Field inversion is a particularly severe problem in N-channel MOS devices because the ratio between the threshold voltage causing undesirable field inversion and the threshold voltage causing the desirable inversion under the gate of a transistor is typically considerably lower than for P-channel devices. Various techniques have been used in the past in an effort to combat the field inversion problem in N-channel devices. For example, the thickness of the field oxide has been increased as compared to the thickness of the gate oxide so as to raise the ratio between the field and gate threshold voltages. However, there are processing and cost limitations on how thick the field oxide can be made. The liklihood of field inversion can also be reduced by lowering the gate voltage, but this decreases the performance of the device. It is also known that if the doping concentration of the substrate under the field oxide is sufficiently high, e.g., corresponding to less than 1 ohm centimeter resistivity, the field inversion properties of the resulting device would be adequate. In practice, however, the bulk substrate doping level can not be chosen this high because of body effect and mobility reduction, which result in degraded performance.
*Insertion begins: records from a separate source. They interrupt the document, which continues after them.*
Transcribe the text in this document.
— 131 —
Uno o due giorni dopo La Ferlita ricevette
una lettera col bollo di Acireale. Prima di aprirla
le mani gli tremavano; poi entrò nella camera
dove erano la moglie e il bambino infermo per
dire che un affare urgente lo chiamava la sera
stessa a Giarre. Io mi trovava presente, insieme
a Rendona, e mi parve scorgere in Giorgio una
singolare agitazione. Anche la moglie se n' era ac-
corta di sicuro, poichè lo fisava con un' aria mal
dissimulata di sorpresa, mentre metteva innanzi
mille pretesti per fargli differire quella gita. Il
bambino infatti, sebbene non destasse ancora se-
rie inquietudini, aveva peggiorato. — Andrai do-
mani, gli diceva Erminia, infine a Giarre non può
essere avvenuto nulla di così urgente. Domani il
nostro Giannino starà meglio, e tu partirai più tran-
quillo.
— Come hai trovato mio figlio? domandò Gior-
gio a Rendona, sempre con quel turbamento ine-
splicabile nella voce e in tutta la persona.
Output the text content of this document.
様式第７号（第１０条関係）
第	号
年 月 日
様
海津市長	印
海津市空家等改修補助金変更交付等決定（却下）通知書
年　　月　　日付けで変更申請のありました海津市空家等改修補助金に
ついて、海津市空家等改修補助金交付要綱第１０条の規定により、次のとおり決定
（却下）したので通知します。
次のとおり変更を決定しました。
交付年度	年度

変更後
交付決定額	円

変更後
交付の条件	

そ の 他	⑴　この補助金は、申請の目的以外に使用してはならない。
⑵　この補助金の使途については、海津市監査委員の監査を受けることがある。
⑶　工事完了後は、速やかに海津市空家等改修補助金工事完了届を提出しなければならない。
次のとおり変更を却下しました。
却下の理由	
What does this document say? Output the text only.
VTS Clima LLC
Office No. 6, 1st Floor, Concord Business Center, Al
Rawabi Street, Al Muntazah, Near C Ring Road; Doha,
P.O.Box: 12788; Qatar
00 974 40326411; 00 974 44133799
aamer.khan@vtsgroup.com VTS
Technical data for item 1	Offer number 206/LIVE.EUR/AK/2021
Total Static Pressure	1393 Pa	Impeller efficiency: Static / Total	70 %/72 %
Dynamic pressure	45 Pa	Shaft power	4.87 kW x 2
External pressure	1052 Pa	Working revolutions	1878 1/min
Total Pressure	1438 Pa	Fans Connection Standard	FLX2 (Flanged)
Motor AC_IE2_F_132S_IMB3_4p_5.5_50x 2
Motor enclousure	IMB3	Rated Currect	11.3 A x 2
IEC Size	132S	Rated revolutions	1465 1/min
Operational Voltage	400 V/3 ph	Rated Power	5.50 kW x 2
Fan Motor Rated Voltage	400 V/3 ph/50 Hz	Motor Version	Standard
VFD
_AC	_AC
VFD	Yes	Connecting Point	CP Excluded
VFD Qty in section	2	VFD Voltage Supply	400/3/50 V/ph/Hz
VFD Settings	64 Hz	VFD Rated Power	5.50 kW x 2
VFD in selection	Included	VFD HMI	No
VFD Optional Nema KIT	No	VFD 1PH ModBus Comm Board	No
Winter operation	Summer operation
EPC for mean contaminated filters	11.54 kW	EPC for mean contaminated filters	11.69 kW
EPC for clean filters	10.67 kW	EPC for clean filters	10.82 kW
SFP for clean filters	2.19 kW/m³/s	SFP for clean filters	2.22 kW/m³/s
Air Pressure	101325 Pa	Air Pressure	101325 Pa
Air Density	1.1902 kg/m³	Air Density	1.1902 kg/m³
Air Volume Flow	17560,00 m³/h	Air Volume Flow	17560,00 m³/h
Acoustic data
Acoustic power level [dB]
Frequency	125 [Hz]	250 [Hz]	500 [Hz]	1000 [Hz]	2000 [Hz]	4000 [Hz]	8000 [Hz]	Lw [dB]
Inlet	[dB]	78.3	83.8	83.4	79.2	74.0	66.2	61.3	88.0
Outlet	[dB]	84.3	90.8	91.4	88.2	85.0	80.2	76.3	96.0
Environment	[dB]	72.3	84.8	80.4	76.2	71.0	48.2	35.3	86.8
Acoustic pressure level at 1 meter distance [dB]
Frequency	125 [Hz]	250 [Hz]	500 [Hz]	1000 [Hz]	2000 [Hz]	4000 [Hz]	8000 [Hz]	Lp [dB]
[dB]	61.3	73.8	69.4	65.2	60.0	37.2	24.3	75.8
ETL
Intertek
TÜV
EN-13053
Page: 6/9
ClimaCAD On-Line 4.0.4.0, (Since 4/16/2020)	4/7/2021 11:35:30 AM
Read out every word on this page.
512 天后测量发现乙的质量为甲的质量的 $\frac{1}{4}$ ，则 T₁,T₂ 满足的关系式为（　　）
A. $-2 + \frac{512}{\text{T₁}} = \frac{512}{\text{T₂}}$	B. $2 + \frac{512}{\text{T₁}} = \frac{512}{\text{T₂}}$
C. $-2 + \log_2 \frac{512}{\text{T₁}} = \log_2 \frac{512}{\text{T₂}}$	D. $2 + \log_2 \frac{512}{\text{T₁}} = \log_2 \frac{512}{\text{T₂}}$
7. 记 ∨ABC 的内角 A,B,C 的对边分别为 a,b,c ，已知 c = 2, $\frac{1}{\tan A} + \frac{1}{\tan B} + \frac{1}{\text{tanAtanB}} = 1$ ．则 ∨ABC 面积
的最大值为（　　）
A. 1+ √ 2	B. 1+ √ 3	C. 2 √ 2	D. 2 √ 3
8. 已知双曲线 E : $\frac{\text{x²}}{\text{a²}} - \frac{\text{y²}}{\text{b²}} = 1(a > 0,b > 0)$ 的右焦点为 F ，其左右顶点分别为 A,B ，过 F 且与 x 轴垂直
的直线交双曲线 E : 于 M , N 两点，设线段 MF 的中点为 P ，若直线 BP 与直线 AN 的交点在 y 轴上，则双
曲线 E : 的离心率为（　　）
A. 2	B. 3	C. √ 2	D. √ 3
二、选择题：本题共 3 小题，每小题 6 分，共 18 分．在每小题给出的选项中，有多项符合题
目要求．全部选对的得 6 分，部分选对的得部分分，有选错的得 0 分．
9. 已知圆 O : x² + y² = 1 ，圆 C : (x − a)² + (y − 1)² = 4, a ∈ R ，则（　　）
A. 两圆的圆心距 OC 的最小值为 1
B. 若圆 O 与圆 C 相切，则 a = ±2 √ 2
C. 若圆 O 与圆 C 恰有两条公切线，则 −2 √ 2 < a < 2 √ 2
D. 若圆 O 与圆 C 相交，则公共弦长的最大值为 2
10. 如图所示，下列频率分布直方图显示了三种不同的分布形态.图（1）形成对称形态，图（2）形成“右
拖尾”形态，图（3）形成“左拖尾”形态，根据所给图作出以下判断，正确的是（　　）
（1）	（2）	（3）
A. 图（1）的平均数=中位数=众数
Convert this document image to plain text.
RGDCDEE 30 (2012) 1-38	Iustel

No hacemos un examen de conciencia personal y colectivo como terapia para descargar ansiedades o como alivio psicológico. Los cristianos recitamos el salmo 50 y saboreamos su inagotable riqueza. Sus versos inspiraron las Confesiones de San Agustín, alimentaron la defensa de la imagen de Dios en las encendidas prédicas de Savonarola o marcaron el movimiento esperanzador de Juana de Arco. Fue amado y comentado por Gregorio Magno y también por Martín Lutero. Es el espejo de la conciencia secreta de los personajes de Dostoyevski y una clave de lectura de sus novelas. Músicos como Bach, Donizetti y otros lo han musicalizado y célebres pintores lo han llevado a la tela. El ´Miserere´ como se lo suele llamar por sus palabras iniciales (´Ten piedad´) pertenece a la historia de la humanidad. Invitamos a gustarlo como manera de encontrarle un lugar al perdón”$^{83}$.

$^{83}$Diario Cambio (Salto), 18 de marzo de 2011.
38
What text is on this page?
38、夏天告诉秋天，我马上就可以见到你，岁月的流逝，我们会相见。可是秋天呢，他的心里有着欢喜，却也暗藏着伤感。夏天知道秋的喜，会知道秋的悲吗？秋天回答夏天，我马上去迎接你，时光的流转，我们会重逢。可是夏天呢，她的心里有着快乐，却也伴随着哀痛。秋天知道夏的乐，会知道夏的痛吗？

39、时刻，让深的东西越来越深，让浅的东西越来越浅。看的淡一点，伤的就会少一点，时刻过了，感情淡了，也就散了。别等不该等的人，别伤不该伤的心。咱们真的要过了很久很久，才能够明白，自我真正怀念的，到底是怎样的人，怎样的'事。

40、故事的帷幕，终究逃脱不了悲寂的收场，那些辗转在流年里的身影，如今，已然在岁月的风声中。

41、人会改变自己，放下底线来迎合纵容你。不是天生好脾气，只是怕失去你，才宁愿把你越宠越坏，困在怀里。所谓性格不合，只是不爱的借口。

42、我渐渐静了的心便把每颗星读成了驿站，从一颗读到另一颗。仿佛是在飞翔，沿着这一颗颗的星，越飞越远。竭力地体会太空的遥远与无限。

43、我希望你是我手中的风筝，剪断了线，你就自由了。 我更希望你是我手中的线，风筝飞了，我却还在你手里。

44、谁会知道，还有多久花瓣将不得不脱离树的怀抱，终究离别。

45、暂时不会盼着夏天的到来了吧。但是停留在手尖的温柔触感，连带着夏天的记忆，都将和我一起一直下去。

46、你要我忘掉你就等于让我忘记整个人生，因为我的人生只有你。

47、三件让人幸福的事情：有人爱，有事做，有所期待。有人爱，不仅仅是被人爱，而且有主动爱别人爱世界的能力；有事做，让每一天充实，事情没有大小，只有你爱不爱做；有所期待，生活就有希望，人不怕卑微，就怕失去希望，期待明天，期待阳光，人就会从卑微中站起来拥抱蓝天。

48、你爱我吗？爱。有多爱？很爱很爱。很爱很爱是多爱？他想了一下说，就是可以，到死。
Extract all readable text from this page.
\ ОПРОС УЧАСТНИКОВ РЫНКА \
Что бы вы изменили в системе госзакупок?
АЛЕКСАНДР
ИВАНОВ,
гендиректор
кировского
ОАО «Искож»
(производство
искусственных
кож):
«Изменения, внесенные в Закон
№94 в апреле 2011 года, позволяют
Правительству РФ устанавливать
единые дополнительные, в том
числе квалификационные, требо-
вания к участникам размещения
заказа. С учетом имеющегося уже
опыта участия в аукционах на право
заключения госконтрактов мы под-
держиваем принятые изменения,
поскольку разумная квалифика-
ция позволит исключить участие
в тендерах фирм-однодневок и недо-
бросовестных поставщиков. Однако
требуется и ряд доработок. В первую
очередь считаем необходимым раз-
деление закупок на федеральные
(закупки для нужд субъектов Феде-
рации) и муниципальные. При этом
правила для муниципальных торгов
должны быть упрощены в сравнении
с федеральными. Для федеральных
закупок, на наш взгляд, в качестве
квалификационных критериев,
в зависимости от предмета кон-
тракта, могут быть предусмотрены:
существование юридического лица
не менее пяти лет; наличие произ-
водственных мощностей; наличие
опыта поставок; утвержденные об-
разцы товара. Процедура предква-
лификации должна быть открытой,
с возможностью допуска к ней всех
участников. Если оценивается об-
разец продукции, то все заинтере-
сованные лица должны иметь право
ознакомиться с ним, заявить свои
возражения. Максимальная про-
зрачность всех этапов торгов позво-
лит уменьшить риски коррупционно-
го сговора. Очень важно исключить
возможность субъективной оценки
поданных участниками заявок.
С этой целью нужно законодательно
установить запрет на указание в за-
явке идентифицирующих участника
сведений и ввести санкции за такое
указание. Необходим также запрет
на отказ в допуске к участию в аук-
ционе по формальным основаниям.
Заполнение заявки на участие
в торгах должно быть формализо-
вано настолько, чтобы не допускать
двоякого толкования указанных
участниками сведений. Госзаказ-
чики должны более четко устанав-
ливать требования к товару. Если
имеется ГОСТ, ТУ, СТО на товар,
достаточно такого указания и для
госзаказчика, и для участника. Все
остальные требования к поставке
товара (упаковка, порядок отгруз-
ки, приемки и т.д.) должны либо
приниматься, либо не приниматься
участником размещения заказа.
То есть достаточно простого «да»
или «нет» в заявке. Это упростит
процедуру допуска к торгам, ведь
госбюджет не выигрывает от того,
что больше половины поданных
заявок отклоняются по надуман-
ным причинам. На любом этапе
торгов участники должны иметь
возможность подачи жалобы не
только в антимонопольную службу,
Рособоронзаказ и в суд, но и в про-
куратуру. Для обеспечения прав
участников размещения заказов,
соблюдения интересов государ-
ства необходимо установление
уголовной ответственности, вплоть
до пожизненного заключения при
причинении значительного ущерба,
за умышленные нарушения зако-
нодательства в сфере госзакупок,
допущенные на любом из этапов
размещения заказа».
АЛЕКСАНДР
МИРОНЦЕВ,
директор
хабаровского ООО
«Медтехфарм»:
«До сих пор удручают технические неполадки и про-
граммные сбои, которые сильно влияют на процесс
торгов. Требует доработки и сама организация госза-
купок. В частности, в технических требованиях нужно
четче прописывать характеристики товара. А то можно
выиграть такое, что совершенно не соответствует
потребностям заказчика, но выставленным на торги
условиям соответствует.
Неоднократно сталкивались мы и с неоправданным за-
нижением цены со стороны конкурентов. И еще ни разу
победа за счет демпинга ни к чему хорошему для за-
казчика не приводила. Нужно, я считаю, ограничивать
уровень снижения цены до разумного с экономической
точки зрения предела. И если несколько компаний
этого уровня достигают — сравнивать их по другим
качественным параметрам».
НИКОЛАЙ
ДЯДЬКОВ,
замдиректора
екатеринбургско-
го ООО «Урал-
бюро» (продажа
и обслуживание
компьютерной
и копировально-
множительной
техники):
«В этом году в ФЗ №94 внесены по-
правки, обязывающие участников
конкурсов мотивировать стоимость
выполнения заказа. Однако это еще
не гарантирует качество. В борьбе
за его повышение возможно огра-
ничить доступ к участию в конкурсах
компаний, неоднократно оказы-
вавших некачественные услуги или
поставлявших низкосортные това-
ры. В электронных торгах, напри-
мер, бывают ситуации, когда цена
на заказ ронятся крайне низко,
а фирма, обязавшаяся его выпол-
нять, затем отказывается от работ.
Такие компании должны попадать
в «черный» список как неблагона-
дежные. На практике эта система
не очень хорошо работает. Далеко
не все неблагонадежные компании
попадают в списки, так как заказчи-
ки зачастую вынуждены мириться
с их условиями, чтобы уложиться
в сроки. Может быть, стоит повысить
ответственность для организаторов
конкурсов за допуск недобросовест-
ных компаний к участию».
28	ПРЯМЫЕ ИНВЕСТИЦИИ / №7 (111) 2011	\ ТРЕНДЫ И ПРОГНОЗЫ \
Based on knowing that high dopant concentration under the field oxide is desirable, it has been proposed to selectively dope the substrate, i.e., to have the bulk of the substrate at relatively low doping concentration and the portions of the substrate immediately below the field oxide at relatively high dopant concentration. One way to achieve selective doping of this type is by highly accurate ion-implantation. There is, however, one serious problem with such ion-implantation: in order to selectively ionimplant, it is necessary to mask the region where the implant is not wanted with a mask of photoresist, oxide or metal delineated with the desired pattern, and -- when the mask is removed -- it becomes very difficult to align the implant regions with the mask used in subsequent photomasking steps. It therefore becomes necessary to use extra masks merely for the purpose of providing registration marks. Another technique for selective doping for field inversion control is discussed in U.S. Pat. No. 3,751,722 and involves silicon nitride masking. It is well known, however, that processes using silicon nitride masking steps are less reliable and more difficult than processes using, for example, only silicon oxide masking. Thus, while it is known that selective doping can be useful for field inversion control, there is still a need for providing selective doping by a reliable and more practical process.